Number 4! Number 4 more years! Number 4!
@Alum The $26M Fu gift was for endowment of SEAS’s programs, not construction of its facilities. You’re comparing apples and accordions.
Bear in mind that, with inflation, the Fu gift is probably worth about $40M – $45M today. And while most large donations are paid in installments over many years, all of the Fu money was donated immediately. That made it equivalent to a vastly larger donation made in more conventional terms. Finally, SEAS was not as strong at the time and was therefore not in a position to command a very large naming gift. The Fu money is one of the main reasons SEAS has become so much stronger in the years since then.
@It will be interesting to see how Cornell copes as an institution with the fact that the main body of their engineering is getting moved out of Ithaca. Even if some professors prefer to live outside of New York, you don’t drop $250 million and not have it be the centerpiece – the real deal is going to be here. So what happens to what’s left behind?

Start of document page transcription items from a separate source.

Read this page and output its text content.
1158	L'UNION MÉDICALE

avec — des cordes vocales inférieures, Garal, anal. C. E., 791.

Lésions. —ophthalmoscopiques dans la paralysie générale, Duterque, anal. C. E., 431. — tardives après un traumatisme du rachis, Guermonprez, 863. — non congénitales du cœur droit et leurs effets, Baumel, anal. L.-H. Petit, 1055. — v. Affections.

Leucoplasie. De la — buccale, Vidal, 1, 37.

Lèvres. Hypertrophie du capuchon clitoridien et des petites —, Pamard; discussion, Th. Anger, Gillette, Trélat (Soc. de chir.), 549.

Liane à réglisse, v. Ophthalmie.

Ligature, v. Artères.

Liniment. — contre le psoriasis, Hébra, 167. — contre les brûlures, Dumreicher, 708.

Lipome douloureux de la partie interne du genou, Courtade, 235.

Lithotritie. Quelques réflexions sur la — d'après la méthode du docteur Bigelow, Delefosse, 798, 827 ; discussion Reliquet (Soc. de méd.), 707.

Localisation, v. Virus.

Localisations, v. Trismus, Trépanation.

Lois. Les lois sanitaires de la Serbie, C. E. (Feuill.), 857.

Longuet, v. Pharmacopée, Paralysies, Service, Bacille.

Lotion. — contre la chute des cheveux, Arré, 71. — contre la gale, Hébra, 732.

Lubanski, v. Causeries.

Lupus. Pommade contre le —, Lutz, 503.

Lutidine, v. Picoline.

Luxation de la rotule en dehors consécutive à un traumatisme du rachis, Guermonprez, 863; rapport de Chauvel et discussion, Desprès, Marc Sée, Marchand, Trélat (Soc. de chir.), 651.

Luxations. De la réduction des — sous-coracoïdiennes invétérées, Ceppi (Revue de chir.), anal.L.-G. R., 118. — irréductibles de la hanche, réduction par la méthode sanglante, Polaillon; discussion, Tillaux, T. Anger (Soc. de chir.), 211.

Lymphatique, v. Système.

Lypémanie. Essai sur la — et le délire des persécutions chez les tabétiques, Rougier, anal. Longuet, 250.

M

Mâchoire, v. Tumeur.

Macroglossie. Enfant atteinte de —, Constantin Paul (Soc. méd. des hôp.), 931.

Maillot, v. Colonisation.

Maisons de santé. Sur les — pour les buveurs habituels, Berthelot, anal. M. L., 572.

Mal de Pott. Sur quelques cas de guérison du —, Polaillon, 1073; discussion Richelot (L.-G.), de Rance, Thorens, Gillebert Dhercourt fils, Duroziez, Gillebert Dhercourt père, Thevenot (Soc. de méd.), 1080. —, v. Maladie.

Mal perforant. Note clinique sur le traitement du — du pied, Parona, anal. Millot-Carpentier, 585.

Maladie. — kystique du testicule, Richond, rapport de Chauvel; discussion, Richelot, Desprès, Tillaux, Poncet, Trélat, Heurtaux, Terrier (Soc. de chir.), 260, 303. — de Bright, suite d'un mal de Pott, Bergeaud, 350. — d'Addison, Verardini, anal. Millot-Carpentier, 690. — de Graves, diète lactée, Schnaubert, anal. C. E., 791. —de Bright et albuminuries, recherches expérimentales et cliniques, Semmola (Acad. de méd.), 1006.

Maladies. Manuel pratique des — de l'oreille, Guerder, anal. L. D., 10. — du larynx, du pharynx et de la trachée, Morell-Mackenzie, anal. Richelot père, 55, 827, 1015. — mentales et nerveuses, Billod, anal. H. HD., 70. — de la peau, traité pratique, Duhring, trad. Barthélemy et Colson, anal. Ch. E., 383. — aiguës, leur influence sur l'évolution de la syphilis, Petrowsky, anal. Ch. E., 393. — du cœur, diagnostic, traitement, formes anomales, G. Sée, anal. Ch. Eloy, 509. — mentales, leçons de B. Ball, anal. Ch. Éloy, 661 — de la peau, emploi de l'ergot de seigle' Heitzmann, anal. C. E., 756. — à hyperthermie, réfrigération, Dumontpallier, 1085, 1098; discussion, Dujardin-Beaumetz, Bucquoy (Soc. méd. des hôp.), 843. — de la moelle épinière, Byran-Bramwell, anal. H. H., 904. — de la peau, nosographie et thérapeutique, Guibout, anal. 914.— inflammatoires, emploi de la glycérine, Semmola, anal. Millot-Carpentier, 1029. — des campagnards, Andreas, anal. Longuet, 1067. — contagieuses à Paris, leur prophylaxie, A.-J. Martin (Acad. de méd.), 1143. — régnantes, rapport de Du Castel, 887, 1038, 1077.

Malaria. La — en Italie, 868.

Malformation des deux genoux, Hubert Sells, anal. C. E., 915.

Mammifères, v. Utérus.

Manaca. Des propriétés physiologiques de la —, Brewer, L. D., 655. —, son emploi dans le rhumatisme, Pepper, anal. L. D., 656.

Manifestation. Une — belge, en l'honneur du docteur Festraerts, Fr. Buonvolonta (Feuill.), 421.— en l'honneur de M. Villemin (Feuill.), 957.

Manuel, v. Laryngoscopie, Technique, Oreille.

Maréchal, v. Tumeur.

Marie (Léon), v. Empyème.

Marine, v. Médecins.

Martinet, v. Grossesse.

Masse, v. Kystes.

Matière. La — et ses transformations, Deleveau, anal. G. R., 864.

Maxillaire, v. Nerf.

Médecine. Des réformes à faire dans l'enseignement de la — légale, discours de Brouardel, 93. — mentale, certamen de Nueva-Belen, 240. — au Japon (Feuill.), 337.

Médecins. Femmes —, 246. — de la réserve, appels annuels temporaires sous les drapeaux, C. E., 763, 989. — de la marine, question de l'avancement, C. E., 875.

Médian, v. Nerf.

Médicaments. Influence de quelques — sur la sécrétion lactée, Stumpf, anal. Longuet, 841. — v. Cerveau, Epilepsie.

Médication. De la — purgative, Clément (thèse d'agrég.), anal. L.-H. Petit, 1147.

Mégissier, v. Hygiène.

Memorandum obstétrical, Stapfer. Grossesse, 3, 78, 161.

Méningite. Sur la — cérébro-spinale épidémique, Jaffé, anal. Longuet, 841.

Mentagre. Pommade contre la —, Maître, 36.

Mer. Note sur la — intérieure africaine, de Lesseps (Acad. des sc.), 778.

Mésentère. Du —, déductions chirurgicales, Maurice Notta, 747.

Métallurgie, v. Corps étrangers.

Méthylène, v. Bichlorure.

Engineering is probably their most well-known program, and if they move the engineering undergrads that’s a quarter of their enrollment someplace else.
@Anonymous I wouldn’t be so sure about that. NoCo cost around 179 million (according to some spec article from ’09). i think you just have to realize building stuff is expensive as fuck in nyc. who knows how big/small this will be or whether or not it will be the focus of their engineering program.
@Anonymous I guess getting “Fu Foundation” tacked on was a bargain then, $26 million!
Kravis (CBS ’69) donated a princely $100 million and only got his name on the lousy Manhattanville buildings.
I’d be curious to see how SEAS deals when the big boys come to town. Better hope that NYC makes Cornell engineers more bitter than they already are!
@Alum Cornell isn’t going to move its existing engineering programs to NYC. It certainly isn’t going to move the undergraduate engineering programs. The new campus will be in addition to what it already has. Some faculty may move from Ithaca, but Cornell will surely hire others to replace them.
@person Who’s going to be here, then? I know that the SEAS graduate program has exploded in the past few years, but surely there must be some end to mediocre master’s students?